Still works for me, moonbird. Perhaps you do not know the weirding ways.
posted by blacklite at 8:55 PM on March 6, 2005


The main link's pretty sweet, but it's definitely "futurese" that caught my attention, since I've been fascinated by the differences between modern German and modern English, especially in terms of grammar.

So I'd like to see this guy do an article on future grammar as well, just to see if he agrees with me that we're moving back towards a latin-style stem/suffix arrangement for tense (though in our case, it's a prefix/stem arrangement: "I'll run" for future, "I've run" for the past and "I'd run" for the subjunctive. (I predict we'll start seeing "I's running" for "I was running" at some point in the next twenty-thirty years).

No, I haven't spent too much time thinking about this.

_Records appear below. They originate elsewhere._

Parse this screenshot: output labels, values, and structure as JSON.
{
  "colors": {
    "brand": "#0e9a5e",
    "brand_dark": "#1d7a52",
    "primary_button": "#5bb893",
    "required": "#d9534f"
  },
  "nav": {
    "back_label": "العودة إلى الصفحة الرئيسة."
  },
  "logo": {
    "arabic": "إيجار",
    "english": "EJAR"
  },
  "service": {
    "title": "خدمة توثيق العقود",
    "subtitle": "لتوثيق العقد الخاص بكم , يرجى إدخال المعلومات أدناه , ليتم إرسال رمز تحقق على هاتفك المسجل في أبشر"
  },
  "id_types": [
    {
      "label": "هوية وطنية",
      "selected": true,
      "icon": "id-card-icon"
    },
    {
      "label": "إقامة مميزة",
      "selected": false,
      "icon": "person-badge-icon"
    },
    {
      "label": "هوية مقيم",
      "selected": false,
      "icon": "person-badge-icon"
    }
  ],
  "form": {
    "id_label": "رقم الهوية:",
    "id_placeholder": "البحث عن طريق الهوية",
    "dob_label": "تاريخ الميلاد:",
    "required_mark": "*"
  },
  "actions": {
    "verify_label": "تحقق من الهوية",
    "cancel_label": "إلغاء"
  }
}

I've just been driving too much lately.
posted by thecaddy at 9:18 PM on March 6, 2005


I'd like to see more on grammar, too, but we get a taste from the very brief sample at the end:
*wa-tAgan, pronounced "wuh-TSAWG'n"
"Talk"; pronominal prefix and nonfinite verb.

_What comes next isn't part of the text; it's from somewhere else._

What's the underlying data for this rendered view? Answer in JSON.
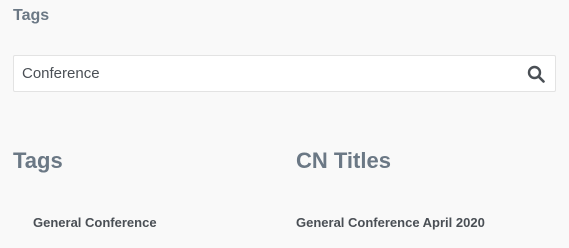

*wa-tAg, pronounced "wuh-TSAWG"
As in the previous clause, but this time in the positive-indicative form.
Great post!
posted by languagehat at 9:11 AM on March 7, 2005


thecaddy I predict we'll start seeing "I's running" for "I was running" at some point in the next twenty-thirty years

I've heard "I's" used "I's a bought a brand new..." didn't understand so asked for a clarifcation, and got a "I has..."
posted by PurplePorpoise at 1:10 PM on March 7, 2005


This seems like the best place to ask it (rather than in the green)

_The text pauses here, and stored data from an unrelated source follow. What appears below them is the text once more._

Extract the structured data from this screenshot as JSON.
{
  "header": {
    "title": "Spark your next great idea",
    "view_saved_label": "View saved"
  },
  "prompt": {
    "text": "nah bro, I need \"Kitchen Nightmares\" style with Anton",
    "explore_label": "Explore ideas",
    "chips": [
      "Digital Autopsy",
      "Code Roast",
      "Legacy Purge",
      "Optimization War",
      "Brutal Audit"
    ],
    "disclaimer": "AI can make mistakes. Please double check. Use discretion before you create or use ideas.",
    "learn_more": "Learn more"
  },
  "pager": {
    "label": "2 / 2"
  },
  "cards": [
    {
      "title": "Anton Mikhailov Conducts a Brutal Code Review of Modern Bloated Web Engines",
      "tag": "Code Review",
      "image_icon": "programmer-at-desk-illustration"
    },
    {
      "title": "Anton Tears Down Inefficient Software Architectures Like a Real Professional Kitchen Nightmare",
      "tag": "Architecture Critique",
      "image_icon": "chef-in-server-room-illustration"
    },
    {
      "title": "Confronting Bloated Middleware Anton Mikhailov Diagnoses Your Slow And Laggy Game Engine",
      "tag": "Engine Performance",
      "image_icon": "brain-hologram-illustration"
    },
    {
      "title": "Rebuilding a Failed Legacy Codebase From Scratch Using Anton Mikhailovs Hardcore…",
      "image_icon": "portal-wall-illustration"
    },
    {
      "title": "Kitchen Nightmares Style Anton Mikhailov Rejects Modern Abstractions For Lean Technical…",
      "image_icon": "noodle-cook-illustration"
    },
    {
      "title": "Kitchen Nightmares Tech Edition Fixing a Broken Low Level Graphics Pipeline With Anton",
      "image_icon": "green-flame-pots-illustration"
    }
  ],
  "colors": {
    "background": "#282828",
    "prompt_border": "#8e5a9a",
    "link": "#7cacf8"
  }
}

What is the pronunciation of `Primer'?

I would have thought it to be similar to `timer', but I've heard it pronounced as if it meant `more prim' - `Primmer'.

Being that a primer is something designed to prepare something else, say an undercoat of paint or a detonator for an explosive, I can see that they are related to a preparatory manual in this sense. I guess I'm wondering why a word meaning a similar thing ends up with quite different pronunciations.
posted by tomble at 5:21 PM on March 7, 2005


"Primer" rhymes with "timer," tomble. The general English rule is that when a vowel is followed by a double consonant, the vowel is short (i.e., "primmer") but when it is followed by a single consonant, the vowel is long. You are correct.
posted by Faint of Butt at 7:14 PM on March 7, 2005


I keep hearing it pronounced (usually in American media, audio books, radio documentaries) as `primmer'.

Worse yet, dictionary.com also thinks that `primmer' is the correct pronunciation, but only when referring to an instructional book.
posted by tomble at 9:09 PM on March 7, 2005


I used primers a lot, doing PCR - it's primer as in timer (tymer) but since I did my undergrad in Iowa, I've heard a lot of primmer. Primer = something that primes, as in 1'. Ca't for cart also gits in ma craw.

goddamn Jodie Foster in Contact - it's also decal, not DEEKAAL
posted by PurplePorpoise at 10:40 PM on March 7, 2005


PRY-mer for the undercoat, PRIM-er for the book. They're two different words, like bow of a ship and bow and arrow. (The reason for the difference is that the former is from the verb prime, the latter is from the medieval Latin primarius.)